In 2016, newspapers became focused on speculation and exaggerating certain ideas of the debate instead of focusing on the facts. During the campaign, the Remain side grounded their approach in facts and the economic risks whilst the Leave camp created a focus on an emotive pull, something which the newspapers reflected and expanded upon. This can be seen with many of the Leave-supporting newspapers running headlines such as ‘Queen Backs Brexit’ and ‘EU now wants us to ban our kettles’. These articles have little substance or truth about them, but by splashing large eye-catching titles across the front pages, the readers' attention is certainly grabbed. Certain right-wing partisan newspapers such as The Daily Express became focused on furthering their own political agendas (which were increasing their sales and popularity) than providing a balanced view of the debate.
What about Remain?
With most of the newspapers' focus on the sensationalist speculation from the Leave campaign, the Remain campaign’s voice was left drowned out. With a majority of newspapers providing more space to pro-Brexit headlines, less attention and volume of information was given on the remain campaign.
Arguably, newspapers could have tackled this by having a bigger role in debunking the Leave campaign’s lies, thus providing more balance. However, perhaps newspapers are not all to blame and the strategy of the Remain campaign itself was flawed. Ultimately, the remain campaign failed by losing the referendum. In a time of declining popularity for David Cameron who was the face of the Remain camp, their stance was passive and focused on the negatives of leaving rather than framing staying in the EU as a positive thing.
So, newspapers’ presentation of Brexit and both sides of the debate left something to be desired. However, the broadcasting media, bound by laws on impartiality, presented a variety of views and opened up the debate. The BBC in particular put forward a more balanced coverage of the referendum, leaving the viewers to decide what is or isn’t true.
This has faced backlash from some such as Robert Peston who view that providing a balance of information does not constitute fair impartiality. Instead, additional guidance from the BBC towards what views are accurate or not is needed.
Despite this, it can be seen that on the whole, broadcasting media found a more truthful middle ground in the debate than the newspapers, which can also be applied to broader British news coverage in general.
The Brexit referendum was a highly contentious and divisive debate, and British news outlets contributed towards this debate in their framing of the campaigns. In their partisan stance, newspapers fuelled speculation towards the implications of the UK’s membership of the EU and contributed to the spread of fake news, particularly coming from the Leave campaign.
The news media is not solely to blame; the false statistics and headlines were predominantly sourced from the Leave campaign’s attempt at pulling at emotions.
However, newspapers have a duty to their readers to fact check in their presentation of the truth.

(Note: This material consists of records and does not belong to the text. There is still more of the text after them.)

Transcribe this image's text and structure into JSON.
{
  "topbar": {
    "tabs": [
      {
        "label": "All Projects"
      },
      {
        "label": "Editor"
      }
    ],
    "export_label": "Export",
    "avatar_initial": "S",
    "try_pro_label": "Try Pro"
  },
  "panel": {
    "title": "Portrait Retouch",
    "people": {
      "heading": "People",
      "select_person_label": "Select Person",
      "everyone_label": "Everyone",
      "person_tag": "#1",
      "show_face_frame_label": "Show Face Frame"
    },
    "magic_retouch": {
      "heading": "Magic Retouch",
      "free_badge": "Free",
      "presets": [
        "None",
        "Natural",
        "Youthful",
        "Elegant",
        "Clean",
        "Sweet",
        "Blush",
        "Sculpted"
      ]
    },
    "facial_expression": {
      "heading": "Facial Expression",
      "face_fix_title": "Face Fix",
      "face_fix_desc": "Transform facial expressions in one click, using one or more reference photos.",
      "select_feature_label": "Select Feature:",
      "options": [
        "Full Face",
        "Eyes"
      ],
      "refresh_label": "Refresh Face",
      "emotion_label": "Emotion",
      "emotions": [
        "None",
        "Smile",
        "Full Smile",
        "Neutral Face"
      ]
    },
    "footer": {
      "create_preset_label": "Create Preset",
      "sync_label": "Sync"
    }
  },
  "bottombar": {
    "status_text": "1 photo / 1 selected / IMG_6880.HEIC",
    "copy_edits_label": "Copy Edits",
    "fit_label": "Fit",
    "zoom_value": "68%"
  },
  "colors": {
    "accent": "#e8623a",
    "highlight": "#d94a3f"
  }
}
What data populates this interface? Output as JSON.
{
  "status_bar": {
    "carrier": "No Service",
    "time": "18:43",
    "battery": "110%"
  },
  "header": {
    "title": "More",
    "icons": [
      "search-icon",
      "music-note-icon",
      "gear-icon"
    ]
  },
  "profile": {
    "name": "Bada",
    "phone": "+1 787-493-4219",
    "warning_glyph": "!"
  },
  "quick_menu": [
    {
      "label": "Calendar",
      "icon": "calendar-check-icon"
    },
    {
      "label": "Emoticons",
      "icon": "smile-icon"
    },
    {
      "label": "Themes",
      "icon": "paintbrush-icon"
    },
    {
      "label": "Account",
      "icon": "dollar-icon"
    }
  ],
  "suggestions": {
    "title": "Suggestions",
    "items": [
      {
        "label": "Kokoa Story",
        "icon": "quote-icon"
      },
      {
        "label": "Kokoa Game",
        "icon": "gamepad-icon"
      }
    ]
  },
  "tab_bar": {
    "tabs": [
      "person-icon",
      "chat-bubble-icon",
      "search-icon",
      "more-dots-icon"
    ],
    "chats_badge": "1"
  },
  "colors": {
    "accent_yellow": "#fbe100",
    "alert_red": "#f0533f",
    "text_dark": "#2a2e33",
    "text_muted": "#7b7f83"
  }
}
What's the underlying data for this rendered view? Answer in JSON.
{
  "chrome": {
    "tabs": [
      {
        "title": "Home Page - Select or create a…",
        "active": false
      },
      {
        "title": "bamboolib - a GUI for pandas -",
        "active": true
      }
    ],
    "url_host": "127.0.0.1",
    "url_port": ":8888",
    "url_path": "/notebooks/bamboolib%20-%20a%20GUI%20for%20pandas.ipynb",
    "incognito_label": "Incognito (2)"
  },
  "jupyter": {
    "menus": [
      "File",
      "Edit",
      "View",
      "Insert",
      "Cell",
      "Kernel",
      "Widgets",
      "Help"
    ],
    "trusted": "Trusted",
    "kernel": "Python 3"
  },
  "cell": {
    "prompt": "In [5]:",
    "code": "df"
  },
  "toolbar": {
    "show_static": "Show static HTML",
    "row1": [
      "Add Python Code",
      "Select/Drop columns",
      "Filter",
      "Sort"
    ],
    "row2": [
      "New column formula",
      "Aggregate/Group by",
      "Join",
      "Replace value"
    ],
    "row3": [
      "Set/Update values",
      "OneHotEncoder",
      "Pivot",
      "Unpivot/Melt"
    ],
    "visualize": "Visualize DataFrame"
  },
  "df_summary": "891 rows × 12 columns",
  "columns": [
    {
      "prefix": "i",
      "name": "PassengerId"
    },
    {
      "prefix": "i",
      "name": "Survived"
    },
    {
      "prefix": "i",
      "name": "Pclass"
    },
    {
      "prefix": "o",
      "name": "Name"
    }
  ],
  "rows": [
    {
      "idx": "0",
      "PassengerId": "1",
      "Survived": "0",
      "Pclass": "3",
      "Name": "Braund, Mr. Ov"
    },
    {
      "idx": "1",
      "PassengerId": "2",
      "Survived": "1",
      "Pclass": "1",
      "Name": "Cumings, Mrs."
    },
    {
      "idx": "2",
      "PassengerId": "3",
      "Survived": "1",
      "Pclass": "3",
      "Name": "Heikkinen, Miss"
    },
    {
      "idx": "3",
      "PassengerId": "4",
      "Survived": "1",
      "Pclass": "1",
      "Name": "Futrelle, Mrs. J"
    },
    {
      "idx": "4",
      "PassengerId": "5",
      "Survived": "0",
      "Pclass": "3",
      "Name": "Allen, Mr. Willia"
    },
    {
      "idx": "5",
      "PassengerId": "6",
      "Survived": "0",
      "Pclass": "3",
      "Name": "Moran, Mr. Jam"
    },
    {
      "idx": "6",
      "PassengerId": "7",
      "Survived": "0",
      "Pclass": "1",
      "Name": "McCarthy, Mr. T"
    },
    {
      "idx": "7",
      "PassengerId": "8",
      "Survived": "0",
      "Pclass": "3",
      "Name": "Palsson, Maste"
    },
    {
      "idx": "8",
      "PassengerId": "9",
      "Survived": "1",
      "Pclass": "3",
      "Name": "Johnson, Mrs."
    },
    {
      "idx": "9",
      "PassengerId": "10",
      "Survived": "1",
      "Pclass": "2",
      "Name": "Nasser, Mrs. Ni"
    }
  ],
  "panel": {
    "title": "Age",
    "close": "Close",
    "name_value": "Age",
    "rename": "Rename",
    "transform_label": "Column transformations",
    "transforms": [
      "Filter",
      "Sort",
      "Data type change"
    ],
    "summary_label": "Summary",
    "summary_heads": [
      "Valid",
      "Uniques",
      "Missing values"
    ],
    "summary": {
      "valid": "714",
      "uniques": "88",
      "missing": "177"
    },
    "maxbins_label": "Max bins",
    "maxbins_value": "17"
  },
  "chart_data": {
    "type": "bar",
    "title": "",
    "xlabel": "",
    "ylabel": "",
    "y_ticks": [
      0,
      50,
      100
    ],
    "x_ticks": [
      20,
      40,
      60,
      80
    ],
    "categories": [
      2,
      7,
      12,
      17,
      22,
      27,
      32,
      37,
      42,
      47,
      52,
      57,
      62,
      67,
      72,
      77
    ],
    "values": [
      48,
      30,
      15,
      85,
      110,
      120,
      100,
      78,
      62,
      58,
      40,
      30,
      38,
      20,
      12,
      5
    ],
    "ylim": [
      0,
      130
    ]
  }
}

There exists a fine line between reporting facts and propaganda, with several newspapers instructing readers to vote a certain way in their election headlines. Should this be the role of newspapers?
A question which then arises is: what can be done? It's important to keep in mind that, in a society founded on freedom of speech, impartiality is arguably impossible to achieve. Indeed, in a system where Boris Johnson himself began his political career by misreporting on the EU for a Daily Telegraph column, political ambitions and agendas will always play a part in presenting facts.
The extent of the impact on how much influence newspapers have on voting behaviours will remain highly contested. As we approach the official end date of the transition period, we are now in a position to reflect upon statements made during the referendum campaigns and how this influences how Brexit is being reported in the news today.